# Programmänderungen via Panel



## Anonymous (6 Juni 2005)

Hi,

ein Kunde hat eine Standartanwendung, in dieser möchte er eine Steuerung einsetzen, bei der man mittels des Panels eine Schrittkette ändern kann. Es sollen z.B. Schritte in einer anderen Reihenfolge ausgeführt werden. Dies wäre ja sicherlich kein Problem, ich könnte die verschiedenen Aktionen und Transitionen indirekt programmieren, aber wie stell ich es an, das die Jungs auch logische verknüpfungen in die SK einfügen können? Steuerungstyp wurde bis jetzt noch nix vorgeschrieben, muss also nicht unbedingt Siemens sein. Hatte da schon an Epis gedacht!?


----------



## Unreal (19 Juni 2005)

Wenn du deine Aufgabe näher beschreiben könntest,
das wäre sehr hilfreich

evtl. S7-200 er Reihe und TD200 

MfG Unreal


----------



## TimoS (20 Juni 2005)

Glaube doch das das Problem recht gründlich beschrieben wurde  

Es soll also so aussehen, das der Bediener am Panel Quasi einen kpl. Baustein editieren kann. So wie wir das aus z.B Step7 o.ä. gewohnt sind.
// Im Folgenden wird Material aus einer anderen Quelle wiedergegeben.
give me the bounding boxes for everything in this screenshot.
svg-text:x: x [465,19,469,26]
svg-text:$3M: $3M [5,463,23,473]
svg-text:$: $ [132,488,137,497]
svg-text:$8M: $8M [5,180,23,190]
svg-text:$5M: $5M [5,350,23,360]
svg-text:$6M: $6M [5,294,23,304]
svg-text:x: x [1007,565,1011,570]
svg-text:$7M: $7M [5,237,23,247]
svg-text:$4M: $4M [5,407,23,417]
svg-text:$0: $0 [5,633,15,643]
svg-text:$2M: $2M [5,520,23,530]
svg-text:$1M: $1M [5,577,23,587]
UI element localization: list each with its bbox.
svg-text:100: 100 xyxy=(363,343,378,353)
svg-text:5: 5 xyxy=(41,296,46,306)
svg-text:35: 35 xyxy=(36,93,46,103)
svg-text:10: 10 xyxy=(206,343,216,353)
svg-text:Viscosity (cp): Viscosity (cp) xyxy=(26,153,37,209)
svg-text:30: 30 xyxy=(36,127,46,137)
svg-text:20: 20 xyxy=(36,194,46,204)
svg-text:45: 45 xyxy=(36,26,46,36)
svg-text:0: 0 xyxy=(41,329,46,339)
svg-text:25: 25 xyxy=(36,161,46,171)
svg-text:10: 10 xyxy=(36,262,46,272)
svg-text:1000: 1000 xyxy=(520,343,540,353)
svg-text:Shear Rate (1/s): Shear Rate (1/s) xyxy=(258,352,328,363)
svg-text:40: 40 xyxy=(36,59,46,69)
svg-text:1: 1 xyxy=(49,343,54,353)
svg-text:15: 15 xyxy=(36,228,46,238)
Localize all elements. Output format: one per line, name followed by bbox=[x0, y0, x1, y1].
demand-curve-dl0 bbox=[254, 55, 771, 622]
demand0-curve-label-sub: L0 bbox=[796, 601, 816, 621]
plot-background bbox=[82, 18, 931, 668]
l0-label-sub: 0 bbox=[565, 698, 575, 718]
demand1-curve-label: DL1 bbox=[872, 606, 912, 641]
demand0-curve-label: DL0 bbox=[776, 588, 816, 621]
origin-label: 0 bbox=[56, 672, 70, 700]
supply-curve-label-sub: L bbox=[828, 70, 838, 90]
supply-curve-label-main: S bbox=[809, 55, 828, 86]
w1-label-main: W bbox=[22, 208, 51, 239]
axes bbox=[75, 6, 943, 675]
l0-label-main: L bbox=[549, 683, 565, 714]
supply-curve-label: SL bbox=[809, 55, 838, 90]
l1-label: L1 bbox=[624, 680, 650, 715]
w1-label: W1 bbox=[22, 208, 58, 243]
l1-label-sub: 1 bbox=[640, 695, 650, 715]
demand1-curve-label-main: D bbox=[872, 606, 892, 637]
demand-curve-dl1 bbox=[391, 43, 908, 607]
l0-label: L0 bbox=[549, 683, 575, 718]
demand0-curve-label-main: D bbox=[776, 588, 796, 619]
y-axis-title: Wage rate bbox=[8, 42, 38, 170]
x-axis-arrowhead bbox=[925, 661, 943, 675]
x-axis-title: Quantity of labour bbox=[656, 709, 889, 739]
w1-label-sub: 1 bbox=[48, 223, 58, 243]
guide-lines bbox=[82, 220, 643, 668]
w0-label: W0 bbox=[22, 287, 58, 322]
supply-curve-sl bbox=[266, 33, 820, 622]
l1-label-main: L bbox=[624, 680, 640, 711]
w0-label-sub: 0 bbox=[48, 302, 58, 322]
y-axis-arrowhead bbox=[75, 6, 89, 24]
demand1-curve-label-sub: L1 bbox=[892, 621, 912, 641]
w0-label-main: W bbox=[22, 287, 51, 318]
Es soll ihm also möglich sein logische Verknüpfungen und Zuweisungen über das Panel einzugeben. Sollte also eine Art Interpreter auf dem Panel implementiert werden und nachher ein Steuerungsdownload möglich sein.

Hoffe das war präzise genug :!:  :?: 

Habe mir bis jetzt die Steuerungen von Epis vorgeknöpft - sieht ganz vielversprechend aus. Bin aber für jeden anderen Vorschlag dankbar!


----------